If you have a strong opinion about winter, you are not alone.

Love it or hate it, a Minnesota winter is always there to remind us of its presence. Many of us struggle with the season’s shorter days and the challenges of plunging temperatures, snow or ice.

For some, staying healthy seems more difficult in the winter months. The annual ritual of a flu shot reminds of us what’s next: more time indoors and more chances to catch the latest cold, cough or flu. Others struggle with the darkness and expectations of the holidays. For some, seasonal affective disorder brings a constant struggle of more than just the winter blues.

“Around the holiday season many of us set high expectations for what we think we should and need to do,” said Courtney Jordan Baechler, MD, a cardiologist and vice president of Allina Health’s Penny George Institute for Health and Healing. “These expectations are challenging for many of us, but there are ways to remain active and embrace the winter season. There is beauty in the change of seasons, and winter is a time for us to reflect upon and creatively enjoy what is beautiful about our region.”

Eight ideas to help you embrace winter

1. Head outdoors. Embrace the change of seasons. If you dress appropriately, the cold shouldn’t stop you from enjoying time outside in the crisp, cool air. As a physician scientist with the National Institutes of Health, Baechler spent time studying preventive health initiatives in Finland – a country with long, cold and snowy winters. She observed people fully embracing the outdoors during the winter, bundled up and running, walking, socializing and even biking year-round.

2. Make activity part of your holiday rituals. Spend time after a traditional holiday meal doing something active as a group. Going for a short walk or spending time outdoors playing a game is a great way to embrace the change of seasons and create a new tradition.

3. Be mindful. Winter gives us an opportunity to reflect, listen to our bodies and slow down. Be mindful that if you are moving less during the season, you should eat a little less.

4. Think like a kid. Most kids are excited by the first snowfall. Part of the mind, body and spirit approach to enjoying what is beautiful about winter is to enjoy and appreciate the changing landscape.
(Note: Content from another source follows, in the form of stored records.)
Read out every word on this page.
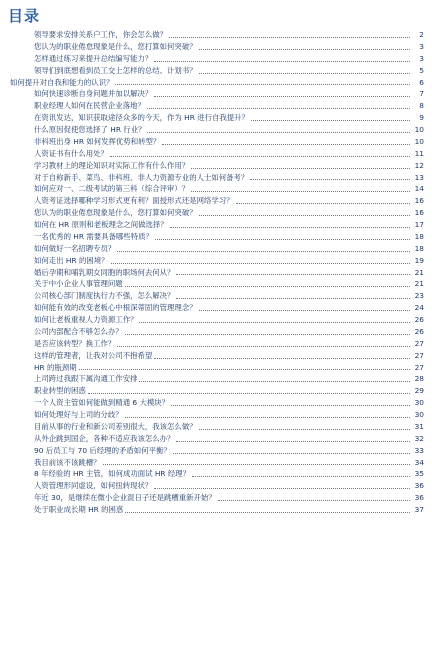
目录
领导要求安排关系户工作，你会怎么做？	2
您认为的职业倦怠现象是什么，您打算如何突破？	3
怎样通过练习来提升总结编写能力？	3
领导们到底想看到员工交上怎样的总结、计划书？	5
如何提升对自我和能力的认识？	6
如何快速诊断自身问题并加以解决？	7
职业经理人如何在民营企业落地？	8
在资讯发达，知识获取途径众多的今天，作为 HR 进行自我提升？	9
什么原因促使您选择了 HR 行业？	10
非科班出身 HR 如何发挥优势和转型？	10
人资证书有什么用处？	11
学习教材上的理论知识对实际工作有什么作用？	12
对于自称新手、菜鸟、非科班、非人力资源专业的人士如何备考？	13
如何应对一、二级考试的第三科（综合评审）？	14
人资考证选择哪种学习形式更有利？面授形式还是网络学习？	16
您认为的职业倦怠现象是什么，您打算如何突破？	16
如何在 HR 原则和老板理念之间做选择？	17
一名优秀的 HR 需要具备哪些特质？	18
如何做好一名招聘专员？	18
如何走出 HR 的困境？	19
婚后孕期和哺乳期女同胞的职场何去何从？	21
关于中小企业人事管理问题	21
公司核心部门制度执行力不强，怎么解决？	23
如何能有效的改变老板心中根深蒂固的管理理念？	24
如何让老板重视人力资源工作？	26
公司内部配合不够怎么办？	26
是否应该转型？换工作？	27
这样的管理者，让我对公司不抱希望	27
HR 的瓶颈期	27
上司跨过我跟下属沟通工作安排	28
职业转型的困惑	29
一个人资主管如何能做到精通 6 大模块？	30
如何处理好与上司的分歧？	30
目前从事的行业和新公司差别很大，我该怎么做？	31
从外企跳到国企，各种不适应我该怎么办？	32
90 后员工与 70 后经理的矛盾如何平衡？	33
我目前该不该跳槽？	34
8 年经验的 HR 主管，如何成功面试 HR 经理？	35
人资管理形同虚设，如何扭转现状？	36
年近 30，是继续在微小企业混日子还是跳槽重新开始？	36
处于职业成长期 HR 的困惑	37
5. Think small rewards. If you get outdoors and enjoy a winter activity such as walking, snowshoeing, cross-country skiing or ice skating, take some time to reward yourself with a cup of hot tea or some time in front of a fireplace. Taking time for reflection is also a great personal gift.

6. Get creative. There are many options for staying active and fit during the winter. Find an indoor place to walk such as a local mall or sports center. Many schools or community recreation centers offer indoor swimming. Or, try something new such as warm yoga or a community education class.

7. Back to the basics. After the hustle and bustle of the holidays what people remember most is the time spent with others. Most people put too much pressure on themselves to find the perfect gift, to prepare the perfect meal, when what matters most is time spent with others.

8. Think three. Remind yourself of three things you are grateful for each day. Gratitude helps you stay in the moment and be present.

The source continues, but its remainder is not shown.